When I started in this profession, 48 years ago, I was looking for references, logically, to imbue myself with their styles and ways of photographing. It was 75 when I started at the newspaper Tele/expres and I had as a reference a great press photographer, Pepe Encinas.
The first day I saw Pep in that laboratory of the Grupo Mundo newspaper my legs shook and that’s when I began to enter the world of Barcelona photographers. I had heard of Colita, Miserachs, Pomés and Oriol Maspons, but they belonged to another “galaxy” of photographers. They rubbed shoulders with the intellectuality of the moment and their concerns were more artistic than those of us who dedicated ourselves to press photography.
At that time it was easier to make a living from photography if you worked in advertising or made books for publishers than if you were a press photographer. But over time that changed, many photography studios were closed and newspapers continued to provide a secure livelihood to continue enjoying this extraordinary profession.
Colita belonged to that Gauche Divine group that had a home in Barcelona and the Costa Brava, they photographed better than anyone “the movement” of the intellectuals and the rise of tourism in that beach area of ??the Catalan coast.
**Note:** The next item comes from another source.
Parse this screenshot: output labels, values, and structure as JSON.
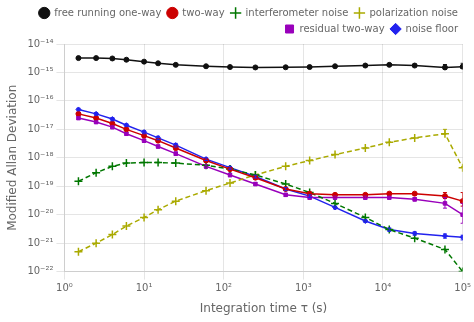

Colita worked as a photographer at a time when it was not easy for a woman to hang the camera around her neck.
She had to work together with other photographers to reclaim the profession and gain a place in a dictatorship. The machismo of the time did not make this work easy and she demanded equality in the profession, but she also fought for the rights of the entire group of photographers.
Colita had her speech about photography, and that is appreciated in a photographer. It’s not enough to take good photos, you have to know how to explain and defend your work, also with words. I think that she was very comfortable in portraiture as a genre, with the self-confidence that she had about her that helped her get good portraits.
She proposed things to her characters that other people could hardly think of, and if it occurred to you, you didn’t have the confidence that she had in front of the character to achieve it. When you get in front of a character, if she sees you weak, she can take you and take you to her territory. It is noticeable in the portraits of Colita that she ruled the stage and almost always won.
In his gaze there was a very clear intentionality that, added to his intellect and his peculiar sense of humor, made his photos take on their own stamp, a Colita style. Today the last of the four Gauche Divine photographers also disappears, we are left orphaned of a reference, but also of a tireless fighter.
When I saw her for the last time she told me: “Pedro, I can’t take it anymore, I’m exhausted from taking photos, I’m terrified of picking up the camera,” and the camera is getting heavier and heavier.